There is, it is true, a compelling paradox about Jefferson: when he wrote the Declaration of Independence, announcing the “self-evident” truth that all men are “created equal,” he owned some 175 slaves. Too often, scholars and readers use those facts as a crutch, to write off Jefferson’s inconvenient views as products of the time and the complexities of the human condition.

But while many of his contemporaries, including George Washington, freed their slaves during and after the revolution — inspired, perhaps, by the words of the Declaration — Jefferson did not.
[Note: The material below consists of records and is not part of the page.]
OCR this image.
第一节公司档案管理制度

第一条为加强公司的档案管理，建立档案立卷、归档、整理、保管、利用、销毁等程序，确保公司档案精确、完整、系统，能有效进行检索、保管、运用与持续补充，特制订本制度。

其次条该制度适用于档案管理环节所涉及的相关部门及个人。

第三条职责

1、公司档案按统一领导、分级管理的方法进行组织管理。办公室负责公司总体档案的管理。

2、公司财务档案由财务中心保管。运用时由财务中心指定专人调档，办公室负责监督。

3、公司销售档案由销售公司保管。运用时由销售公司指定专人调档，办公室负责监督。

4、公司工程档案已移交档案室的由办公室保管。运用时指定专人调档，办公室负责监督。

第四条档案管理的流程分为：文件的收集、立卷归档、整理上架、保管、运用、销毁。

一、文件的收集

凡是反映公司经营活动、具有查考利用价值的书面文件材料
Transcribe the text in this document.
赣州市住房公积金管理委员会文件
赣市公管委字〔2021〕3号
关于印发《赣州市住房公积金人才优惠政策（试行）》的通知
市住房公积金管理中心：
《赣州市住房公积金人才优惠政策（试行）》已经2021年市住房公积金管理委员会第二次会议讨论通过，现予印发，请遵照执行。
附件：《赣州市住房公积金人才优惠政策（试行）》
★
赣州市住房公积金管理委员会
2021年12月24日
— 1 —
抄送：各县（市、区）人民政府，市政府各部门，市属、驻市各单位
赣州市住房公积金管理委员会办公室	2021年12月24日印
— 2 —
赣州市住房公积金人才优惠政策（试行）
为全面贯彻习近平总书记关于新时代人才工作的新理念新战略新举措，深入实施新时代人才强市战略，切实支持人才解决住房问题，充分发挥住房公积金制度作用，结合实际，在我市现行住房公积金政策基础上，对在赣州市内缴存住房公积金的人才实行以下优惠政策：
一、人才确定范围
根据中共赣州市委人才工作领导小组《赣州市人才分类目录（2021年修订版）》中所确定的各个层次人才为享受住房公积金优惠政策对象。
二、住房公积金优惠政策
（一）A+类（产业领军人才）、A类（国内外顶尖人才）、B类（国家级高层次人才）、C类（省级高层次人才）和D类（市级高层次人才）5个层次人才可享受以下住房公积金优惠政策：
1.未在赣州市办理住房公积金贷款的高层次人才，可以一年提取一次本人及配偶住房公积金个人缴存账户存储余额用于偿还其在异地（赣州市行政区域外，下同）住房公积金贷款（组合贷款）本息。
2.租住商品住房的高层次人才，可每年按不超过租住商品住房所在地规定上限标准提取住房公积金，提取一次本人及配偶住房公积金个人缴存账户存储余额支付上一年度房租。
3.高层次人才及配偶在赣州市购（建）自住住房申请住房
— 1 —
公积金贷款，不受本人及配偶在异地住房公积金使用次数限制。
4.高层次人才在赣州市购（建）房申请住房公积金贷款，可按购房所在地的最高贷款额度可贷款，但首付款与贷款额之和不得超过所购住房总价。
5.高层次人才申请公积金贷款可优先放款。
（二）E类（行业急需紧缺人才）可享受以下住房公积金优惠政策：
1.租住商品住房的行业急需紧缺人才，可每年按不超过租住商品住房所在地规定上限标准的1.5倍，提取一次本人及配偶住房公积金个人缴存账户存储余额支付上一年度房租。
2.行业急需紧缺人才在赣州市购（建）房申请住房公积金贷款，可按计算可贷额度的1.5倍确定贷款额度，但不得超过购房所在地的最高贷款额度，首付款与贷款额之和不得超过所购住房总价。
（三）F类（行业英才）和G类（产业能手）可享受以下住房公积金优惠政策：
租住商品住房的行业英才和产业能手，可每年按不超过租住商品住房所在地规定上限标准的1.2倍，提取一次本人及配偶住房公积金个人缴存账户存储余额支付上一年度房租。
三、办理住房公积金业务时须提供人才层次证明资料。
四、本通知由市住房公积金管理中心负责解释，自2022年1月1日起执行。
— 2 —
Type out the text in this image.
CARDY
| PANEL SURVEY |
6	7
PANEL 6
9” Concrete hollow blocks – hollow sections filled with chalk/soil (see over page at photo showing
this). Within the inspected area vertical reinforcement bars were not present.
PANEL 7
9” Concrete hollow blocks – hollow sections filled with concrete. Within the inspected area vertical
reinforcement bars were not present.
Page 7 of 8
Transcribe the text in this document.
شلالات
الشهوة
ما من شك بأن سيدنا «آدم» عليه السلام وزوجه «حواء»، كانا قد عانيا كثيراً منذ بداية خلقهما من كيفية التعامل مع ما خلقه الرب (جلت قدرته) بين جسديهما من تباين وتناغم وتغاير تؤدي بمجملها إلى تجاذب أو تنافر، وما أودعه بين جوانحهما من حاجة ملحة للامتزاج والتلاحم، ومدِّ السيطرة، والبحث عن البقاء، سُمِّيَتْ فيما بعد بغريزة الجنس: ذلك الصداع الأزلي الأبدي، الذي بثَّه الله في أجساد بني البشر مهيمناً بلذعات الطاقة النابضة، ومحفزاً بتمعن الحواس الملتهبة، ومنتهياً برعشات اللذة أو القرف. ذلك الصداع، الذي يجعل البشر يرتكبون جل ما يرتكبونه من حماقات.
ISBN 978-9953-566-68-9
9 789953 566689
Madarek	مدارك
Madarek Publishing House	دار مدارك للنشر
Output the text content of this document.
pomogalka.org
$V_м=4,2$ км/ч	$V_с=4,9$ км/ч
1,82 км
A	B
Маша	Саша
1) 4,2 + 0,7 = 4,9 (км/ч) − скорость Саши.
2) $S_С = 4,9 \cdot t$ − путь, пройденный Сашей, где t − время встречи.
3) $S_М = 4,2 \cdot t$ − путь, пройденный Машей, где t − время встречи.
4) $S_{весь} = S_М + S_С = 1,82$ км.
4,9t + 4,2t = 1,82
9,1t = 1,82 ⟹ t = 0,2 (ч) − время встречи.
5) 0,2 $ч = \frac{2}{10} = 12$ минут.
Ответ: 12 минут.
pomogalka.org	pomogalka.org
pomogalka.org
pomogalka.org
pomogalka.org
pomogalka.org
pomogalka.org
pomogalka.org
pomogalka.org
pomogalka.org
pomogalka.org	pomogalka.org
Over the subsequent 50 years, a period of extraordinary public service, Jefferson remained the master of Monticello, and a buyer and seller of human beings.

Rather than encouraging his countrymen to liberate their slaves, he opposed both private manumission and public emancipation. Even at his death, Jefferson failed to fulfill the promise of his rhetoric: his will emancipated only five slaves, all relatives of his mistress Sally Hemings, and condemned nearly 200 others to the auction block. Even Hemings remained a slave, though her children by Jefferson went free.

Nor was Jefferson a particularly kind master. He sometimes punished slaves by selling them away from their families and friends, a retaliation that was incomprehensibly cruel even at the time. A proponent of humane criminal codes for whites, he advocated harsh, almost barbaric, punishments for slaves and free blacks. Known for expansive views of citizenship, he proposed legislation to make emancipated blacks “outlaws” in America, the land of their birth. Opposed to the idea of royal or noble blood, he proposed expelling from Virginia the children of white women and black men.

I was discussing the issue this weekend with Rand Scholet at the Alexander Hamilton Awareness Society, and it is truly remarkable how progressive Hamilton’s views on race were compared to many of his contemporaries. Hamilton grew up in the West Indies and was surrounded by slavery: slaves accounted for almost 90% of the total population. He participated in the slave trade on an administrative basis as a young clerk, and developed a disgust towards the entire institution. When Hamilton was involved with the Revolution, he advocated allowing blacks to join the Continental Army, despite opposition from many of his contemporaries. Hamilton’s philosophies on race were comparatively extremely progressive. I plan to write a series of blog posts highlighting Hamilton’s stance on slavery and other racial issues including the incorporation of black soldiers into the Continental Army, the New York Manumission Society, and the rebellion in Haiti. For more background on this issue, see James Oliver Horton’s Alexander Hamilton: Slavery and Race in a Revolutionary Generation.